Und in der Tat, die Wirtschaftskriminalität mit ihren komplexen Fallkonstellationen führt viel seltener zu  befriedigenden Aufklärungsergebnissen und vom Durchschnittsbürger als gerecht empfundenen Strafen, als das bei den Delikten Mord gem. § 211 StGB und Totschlag nach den §§ 212, 213 der Fall ist – wo zu Stoevers Zeiten schon eine Aufklärungsquote von mehr als 90 % vorlag, die heute dank nochmals verbesserter Technik auf mehr als 95 % angewachsen ist (immer vorausgesetzt, ein Todesfall wird überhaupt als Gewaltakt eingestuft und eine Ermittlung wird eingeleitet). Der Anlagebetrug des Dr. Ebeling wird in „Der Duft des Geldes“ nur schemenhaft gezeigt, vermutlich handelt es sich um ein Schneeballsystem, das irgendwann dazu führen muss, dass versprochene Gewinne oder Zinsen nicht mehr ausgezahlt werden (ironisch auch hier: Die astronomischen Zinssätze von 71 %, die belegen, wie doof Menschen werden, wenn die Gier über den Verstand siegt). Solche Systeme gab es ja wirklich, in den USA, aber auch hierzulande.

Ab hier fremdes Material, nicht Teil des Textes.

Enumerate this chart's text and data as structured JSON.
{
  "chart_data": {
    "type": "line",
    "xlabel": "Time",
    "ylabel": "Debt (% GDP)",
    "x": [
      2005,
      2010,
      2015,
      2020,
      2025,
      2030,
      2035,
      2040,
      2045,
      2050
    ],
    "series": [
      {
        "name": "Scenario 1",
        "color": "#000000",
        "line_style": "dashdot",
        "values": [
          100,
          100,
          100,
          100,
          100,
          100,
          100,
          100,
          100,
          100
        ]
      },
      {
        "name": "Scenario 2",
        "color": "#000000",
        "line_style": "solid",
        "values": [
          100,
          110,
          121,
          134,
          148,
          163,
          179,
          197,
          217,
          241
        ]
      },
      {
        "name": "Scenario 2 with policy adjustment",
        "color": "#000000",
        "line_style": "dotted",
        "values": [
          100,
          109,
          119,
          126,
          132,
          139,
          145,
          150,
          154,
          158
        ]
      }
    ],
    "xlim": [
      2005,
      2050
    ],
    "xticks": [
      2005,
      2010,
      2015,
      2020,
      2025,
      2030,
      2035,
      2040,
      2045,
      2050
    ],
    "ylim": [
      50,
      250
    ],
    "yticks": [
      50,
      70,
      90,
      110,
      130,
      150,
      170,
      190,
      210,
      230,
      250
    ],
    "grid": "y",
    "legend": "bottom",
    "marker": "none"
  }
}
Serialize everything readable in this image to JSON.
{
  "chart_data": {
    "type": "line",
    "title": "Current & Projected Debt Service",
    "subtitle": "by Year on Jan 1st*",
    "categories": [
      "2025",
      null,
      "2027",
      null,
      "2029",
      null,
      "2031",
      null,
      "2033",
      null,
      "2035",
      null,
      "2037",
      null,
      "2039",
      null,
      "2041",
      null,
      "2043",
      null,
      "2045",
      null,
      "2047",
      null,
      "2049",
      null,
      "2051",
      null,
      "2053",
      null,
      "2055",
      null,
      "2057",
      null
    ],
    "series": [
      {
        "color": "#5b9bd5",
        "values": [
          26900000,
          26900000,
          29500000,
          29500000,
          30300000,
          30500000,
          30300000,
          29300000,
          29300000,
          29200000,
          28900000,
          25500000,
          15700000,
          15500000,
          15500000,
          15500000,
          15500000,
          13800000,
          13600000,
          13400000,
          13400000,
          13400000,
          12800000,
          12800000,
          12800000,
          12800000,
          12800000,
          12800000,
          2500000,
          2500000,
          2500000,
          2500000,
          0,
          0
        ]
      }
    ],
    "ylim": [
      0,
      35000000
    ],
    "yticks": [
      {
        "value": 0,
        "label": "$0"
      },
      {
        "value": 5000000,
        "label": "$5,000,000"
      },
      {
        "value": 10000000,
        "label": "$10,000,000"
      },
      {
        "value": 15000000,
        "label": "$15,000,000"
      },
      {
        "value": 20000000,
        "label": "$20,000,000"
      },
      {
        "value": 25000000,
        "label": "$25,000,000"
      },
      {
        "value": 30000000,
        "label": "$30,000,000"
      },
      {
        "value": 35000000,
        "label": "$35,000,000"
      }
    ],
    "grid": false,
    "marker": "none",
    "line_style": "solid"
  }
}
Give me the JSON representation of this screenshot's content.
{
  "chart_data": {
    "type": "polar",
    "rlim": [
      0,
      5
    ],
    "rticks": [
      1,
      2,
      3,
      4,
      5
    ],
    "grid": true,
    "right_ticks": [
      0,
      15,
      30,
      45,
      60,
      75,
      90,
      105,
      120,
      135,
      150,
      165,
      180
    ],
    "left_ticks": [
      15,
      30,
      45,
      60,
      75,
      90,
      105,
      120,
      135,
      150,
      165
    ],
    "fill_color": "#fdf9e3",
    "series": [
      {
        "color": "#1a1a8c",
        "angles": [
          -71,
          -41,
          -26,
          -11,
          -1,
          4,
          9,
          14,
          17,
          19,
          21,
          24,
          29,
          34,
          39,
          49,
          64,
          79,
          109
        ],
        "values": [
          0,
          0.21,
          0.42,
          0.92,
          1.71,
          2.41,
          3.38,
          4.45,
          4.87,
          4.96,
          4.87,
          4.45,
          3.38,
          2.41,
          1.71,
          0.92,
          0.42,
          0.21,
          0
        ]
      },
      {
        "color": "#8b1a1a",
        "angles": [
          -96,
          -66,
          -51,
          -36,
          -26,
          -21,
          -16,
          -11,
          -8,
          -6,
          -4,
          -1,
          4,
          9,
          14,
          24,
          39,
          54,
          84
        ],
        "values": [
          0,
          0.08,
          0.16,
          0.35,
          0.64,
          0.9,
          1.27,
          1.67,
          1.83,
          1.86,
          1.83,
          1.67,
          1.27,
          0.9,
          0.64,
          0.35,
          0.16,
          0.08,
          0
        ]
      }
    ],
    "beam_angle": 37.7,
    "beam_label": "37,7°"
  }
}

Den Machern von „Der Duft des Geldes“ ging es nicht darum, nachzuzeichnen, wie so etwas funktioniert, sondern menschliche Mängel zu  zeigen, die zu hohen pekuniären Verlusten führen können. Dass der Mord nicht ursächlich darauf zurückzuführen ist, (Dr. Ebeling: „Ich gebe keinen Mord in Auftrag“), aber doch damit zusammenhängt, das ist wieder eine kleine ironische Spitze. Kausalität ist manchmal nicht linear, und wir sind zuweilen Opfer komplexer Wirkungsmechanismen, die wir zwar initiieren, aber irgenwann nicht mehr überblicken. Insofern ist „Der Duft des Geldes“ natürlich auch aktuell, wenn man ihn auf das herunterbricht, was uns immer wieder Entgleisungen in unserem Wirtschaftssystem beschert.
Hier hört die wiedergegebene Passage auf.